Darryl, thanks for bootstrapping the group. Going through this with my father 20 years ago, there was fantastic listserv that unfortunately no longer exists. I'm 59, hoping this medium fills the gap and can age with me.
Given family history, I monitored my PSA, which gradually increased (log scale) from 1.0 to 3.1 over 14 years. But a one-year jump from 2.3 to 3.1 met the criteria for a biopsy, which found Gleason 3+3 in 2 of 12 regions, left and right, "involving 10%..." and "discontinuously involving 50% of the specimen," respectively. Urologist considers DRE palpable on a 25cc prostate, though primary physician didn't feel anything.
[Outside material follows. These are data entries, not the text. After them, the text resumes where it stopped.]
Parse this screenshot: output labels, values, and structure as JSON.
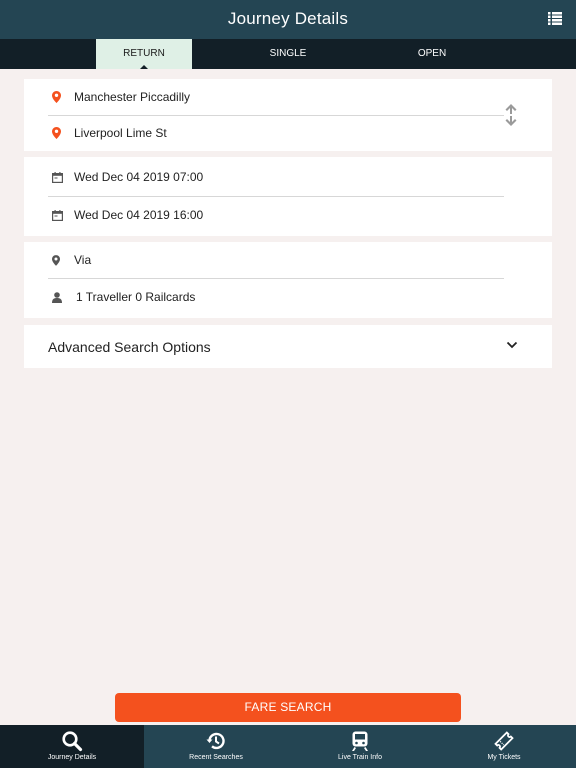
{
  "header": {
    "title": "Journey Details",
    "menu_icon": "list-icon"
  },
  "tabs": [
    {
      "label": "RETURN",
      "active": true
    },
    {
      "label": "SINGLE",
      "active": false
    },
    {
      "label": "OPEN",
      "active": false
    }
  ],
  "stations": {
    "from": "Manchester Piccadilly",
    "to": "Liverpool Lime St",
    "pin_icon": "map-pin-icon",
    "swap_icon": "swap-arrows-icon",
    "pin_color": "#f4511e"
  },
  "dates": {
    "outbound": "Wed Dec 04 2019 07:00",
    "return": "Wed Dec 04 2019 16:00",
    "icon": "calendar-icon"
  },
  "options": {
    "via": "Via",
    "travellers": "1 Traveller 0 Railcards",
    "via_icon": "map-pin-icon",
    "person_icon": "person-icon"
  },
  "advanced": {
    "label": "Advanced Search Options",
    "icon": "chevron-down-icon"
  },
  "fare_search": {
    "label": "FARE SEARCH",
    "color": "#f4511e"
  },
  "bottom_nav": [
    {
      "label": "Journey Details",
      "icon": "search-icon",
      "active": true
    },
    {
      "label": "Recent Searches",
      "icon": "history-icon",
      "active": false
    },
    {
      "label": "Live Train Info",
      "icon": "train-icon",
      "active": false
    },
    {
      "label": "My Tickets",
      "icon": "ticket-icon",
      "active": false
    }
  ],
  "colors": {
    "header": "#244553",
    "tab_bar": "#121f27",
    "active_tab": "#dff0e6",
    "background": "#f6f0ef"
  }
}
A year later, PSA is down to 2.3, and I have 3+3 in each of 4 of 12 regions at "2%, 4%, 2%, and 4% of total biopsy lengths" as evaluated by an entirely different pathology lab. Urologist recommends brachytherapy based on increased number of positive biopsy regions as "growth". Oddly, radiation oncologist, if forced to choose, recommends further Active Surveillance (AS). I'll be getting MRI and both germline and Decipher biopsy genotyping.
Absent any troubling results on MRI and genetics, I'm inclined toward waiting another year, doing a biopsy, and ensuring it goes to that second lab for consistency of observation approach. It's not clear to me that the path results are using comparable methods, or that biopsy region increase from 2 to 4 is likely to be anything more than sampling variation.
Any thoughts from the group?
Any other information I should include with my history?